È un successo se il periodo di ambientamento dura una settimana
anziché due? Significa che il bambino è più indipendente, più flessibile, ha
più fiducia in sé? Non credo. Ricordo cosa lessi in un libro, Genitori con il
cuore di Jan Hunt, che a un certo punto descrive una serra di rose con il
giardiniere che, tutto agitato, cerca di aprire il boccioli e chiude con lo
scotch le rose già fiorite, spiegando che le rose devono fiorire la settimana
successiva, tutte insieme! Tutti penseremmo che è ridicolo, pensando ai fiori,
ma stranamente ci sembra accettabile (anzi, scontato) cercare di fare la stessa
cosa con i bambini.
Uno degli altri “miti” che sento spesso è: “Devi avere fiducia
nel tuo bambino, devi credere che può farcela, quindi (per esempio) non tirarlo
su dalla sua culla anche se piange, altrimenti gli confermi che è un posto
terribile e non hai fiducia che lui possa farcela a stare da solo / non andare
a prenderla a scuola dopo una sola ora solo perché chiama mamma, altrimenti le
dimostri di non fidarti della sua capacità di stare da solo / ecc.” È vero che
un bambino si può adattare a tutto. Ciò non significa che questo tutto sia
sempre la cosa migliore e più felice per lui. Penso di dare molta più fiducia a
mia figlia se le do ascolto quando si lamenta, piange, si oppone a qualcosa
invece di farle pensare che non prendo il suo pianto seriamente. […]
Per agevolare l’ambientamento al nido Montessori, mi è stato
consigliato di distanziarmi da mia figlia anche quando eravamo assieme, in modo
da farle sperimentare che lei era una cosa diversa da mamma, divisa da lei. Non
ho mai seguito questo consiglio (anche se veniva da un’organizzazione educativa
molto apprezzata), anche perché il papà lavorava in un’altra città e la bimba
non poteva vederlo ogni giorno. Cosa le rimaneva della sua famiglia? Volevo
rassicurare mia figlia che volevo assolutamente stare sempre con lei e
tenermela vicina, qualche volta non era possibile […]

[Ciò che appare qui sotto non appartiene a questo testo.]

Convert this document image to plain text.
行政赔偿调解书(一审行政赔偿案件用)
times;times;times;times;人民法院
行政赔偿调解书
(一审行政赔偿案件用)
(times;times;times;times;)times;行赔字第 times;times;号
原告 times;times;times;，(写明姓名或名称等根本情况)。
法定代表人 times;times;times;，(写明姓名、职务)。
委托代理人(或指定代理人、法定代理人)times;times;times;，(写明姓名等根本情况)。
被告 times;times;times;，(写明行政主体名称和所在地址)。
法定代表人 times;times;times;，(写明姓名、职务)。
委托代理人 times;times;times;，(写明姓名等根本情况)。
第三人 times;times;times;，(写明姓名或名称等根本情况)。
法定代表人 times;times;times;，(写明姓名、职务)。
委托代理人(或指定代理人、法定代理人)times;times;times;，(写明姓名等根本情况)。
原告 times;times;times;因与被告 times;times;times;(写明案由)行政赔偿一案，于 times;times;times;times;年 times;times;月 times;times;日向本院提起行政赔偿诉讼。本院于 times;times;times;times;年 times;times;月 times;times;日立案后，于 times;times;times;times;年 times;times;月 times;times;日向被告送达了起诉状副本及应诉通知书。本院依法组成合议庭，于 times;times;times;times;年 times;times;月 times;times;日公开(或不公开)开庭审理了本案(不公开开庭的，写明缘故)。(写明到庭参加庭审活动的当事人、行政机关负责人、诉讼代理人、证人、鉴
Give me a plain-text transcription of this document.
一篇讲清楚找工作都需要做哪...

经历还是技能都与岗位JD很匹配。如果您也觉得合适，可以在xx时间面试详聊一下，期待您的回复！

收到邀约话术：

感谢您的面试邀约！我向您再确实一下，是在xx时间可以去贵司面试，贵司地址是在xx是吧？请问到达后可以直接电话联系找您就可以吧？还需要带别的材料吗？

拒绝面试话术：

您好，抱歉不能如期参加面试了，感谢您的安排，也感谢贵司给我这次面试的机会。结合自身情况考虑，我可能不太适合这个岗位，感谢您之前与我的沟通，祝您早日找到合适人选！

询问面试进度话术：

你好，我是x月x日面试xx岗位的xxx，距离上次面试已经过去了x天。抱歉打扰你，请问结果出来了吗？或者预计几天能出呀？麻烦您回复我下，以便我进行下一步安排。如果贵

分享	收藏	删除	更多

Il pediatra William Sears dice che il 90% delle madri da lui
interpellate si sente a disagio con alcuni consigli che vengono dati loro, e
osserva: “Perché preferiamo pensare che il 90% delle madri si sbaglia invece di
pensare che un consiglio, per quanto radicato, sia sbagliato?”
Dopo tutte le nostre esperienze e considerazioni, ciò che
desideriamo per nostra figlia ora è che cresca felice e a suo agio […]Abbiamo
ritenuto che l’opzione di mandare nostra figlia a scuola sia il modo migliore
per […] avere tante persone intorno.
[…]Amiamo pensare che sarà felice di alzarsi al mattino pronta
ad iniziare le sue attività quotidiane (sebbene giorni tristi capitino anche
alle persone più felici) e libera dalla rassegnazione che facilmente prende una
piccola persona più debole soggetta alle decisioni del più forte. La cosa più
bella è immaginare nostra figlia a scuola che ride di cuore come fa spesso a
casa quando giochiamo. Ho anche imparato che, coi bambini, è un passo avanti e
3 passi indietro (omissis)... Così non saremmo preoccupati se, dopo aver
passato la giornata perfetta a scuola, il giorno dopo volesse tornare a casa
alle 10. Non lo vivremmo come un fallimento della scuola, degli insegnanti o di
noi genitori nel fare di nostra figlia una bambina indipendente.”
Spero che questo post apra un luogo di confronto e discussione:
qual è stata la vostra esperienza? Qual è la vostra opinione?
Grazie per i contributi che vorrete gentilmente lasciare.